What compulsion compels them
And who the hell tells them
To drag their cans to Zanzibar
Instead of staying quietly in Omaha?

"The Taj Mahal and the Grand Canal
And the sunny French Riviera
Would be less oppressed
If the Middle West
Would settle for somewhere rather nearer."

This windy Monday swept me to the Tower of London, a popular tourist spot that instantly took me to these famous lyrics penned by the United Kingdom's own national treasure Sir Noel Coward.

I was quietly marveling at the humbling history that is the Tower of London when out of the corner of my eye I see an empty Coca-Cola bottle hurtling toward a trash can as though it were a basketball.

The simplest Texan-twang then peeled through the quiet cool morning breeze,"Hey, y'all, did y'all see? I almost made it in!"

My mortification was complete when I heard the teenager's chaperone yell, "That's alright Brad, try again!"

Gentle readers,

"Please do not think that I criticize or cavil
At a genuine urge to roam.
But why, or why, do the wrong people travel
When the right people stay back home?"


Andrew Martinez
Writer
Magazine Journalism

WHERE ARE ALL THE RUBBISH BINS?

As we were making our way through the city of London I was looking around and I couldn't find a trash can to save my life. What I am I suppose to do ... litter?

For a place that has so much traffic from tourists, where are we suppose to put a wrapper from a snack when we are walking through the city?

I don't know, I just notice that while we where out.

Liz Mitchell
Public Relations

Sunday, March 22, 2009

THE TUBE IS NO PLACE FOR FALLING

Word to the wise, don't fall up the stairs in a London tube station. It will hurt your knees and bruise your ego - unless you have a good friend to laugh it off with you.

Today I wandered around London and explored a city outside of the United States for the first time in my life. My reaction, welcome to the real world, baby.

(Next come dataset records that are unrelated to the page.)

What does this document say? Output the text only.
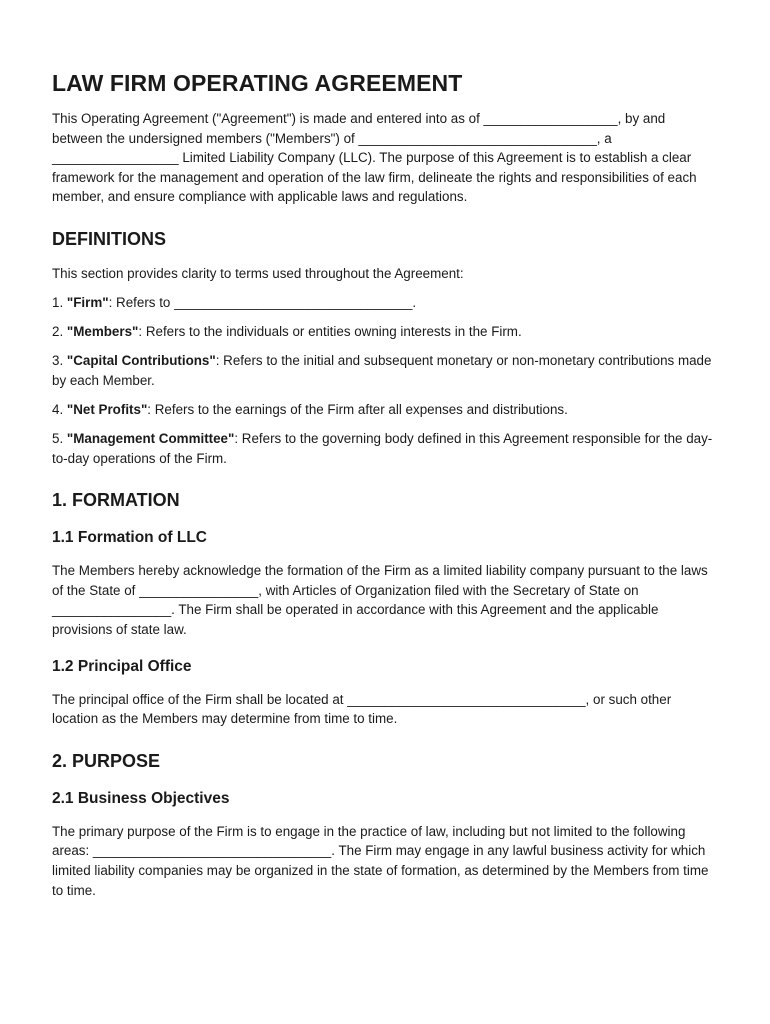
LAW FIRM OPERATING AGREEMENT

This Operating Agreement ("Agreement") is made and entered into as of __________________, by and between the undersigned members ("Members") of ________________________________, a _________________ Limited Liability Company (LLC). The purpose of this Agreement is to establish a clear framework for the management and operation of the law firm, delineate the rights and responsibilities of each member, and ensure compliance with applicable laws and regulations.

DEFINITIONS

This section provides clarity to terms used throughout the Agreement:

1. "Firm": Refers to ________________________________.

2. "Members": Refers to the individuals or entities owning interests in the Firm.

3. "Capital Contributions": Refers to the initial and subsequent monetary or non-monetary contributions made by each Member.

4. "Net Profits": Refers to the earnings of the Firm after all expenses and distributions.

5. "Management Committee": Refers to the governing body defined in this Agreement responsible for the day-to-day operations of the Firm.

1. FORMATION
1.1 Formation of LLC

The Members hereby acknowledge the formation of the Firm as a limited liability company pursuant to the laws of the State of ________________, with Articles of Organization filed with the Secretary of State on ________________. The Firm shall be operated in accordance with this Agreement and the applicable provisions of state law.

1.2 Principal Office

The principal office of the Firm shall be located at ________________________________, or such other location as the Members may determine from time to time.

2. PURPOSE
2.1 Business Objectives

The primary purpose of the Firm is to engage in the practice of law, including but not limited to the following areas: ________________________________. The Firm may engage in any lawful business activity for which limited liability companies may be organized in the state of formation, as determined by the Members from time to time.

Without the comfort of my trusted companion, my Blackberry, I felt alone in a city with millions of people bustling all around me.

At home I know the routes to all of my favorite destinations as well as which way cars are going to be coming at me if I try to cut across the street when the light is green going in the other direction.

But today, I was lost.

I was also in the way of far too many double-decker buses. For nearly 30 minutes, three of my friends and I tried to find the right platform we needed to be on before we realized we needed to go up the escalator two more levels to get to Leicester Square.

Why were we so foolish? I'm really not sure. Maybe, though, it’s because we are so used to figuring it out on our own. Maybe we were just too scared to look like "tourists." Maybe we really are the typical American stereotype, ignorant and arrogant.

Either way, the longer we stood in one place looking and waiting, the more annoyed stares and harsh whispers were thrown in our direction. All we had to do was ask someone. Once we started asking for help, people were more than willing and much more friendly.

The moral of the story is, don't be afraid to ask for help when you're in new territory. Also, slow down and smell the roses - or else you just might fall and smell the pavement.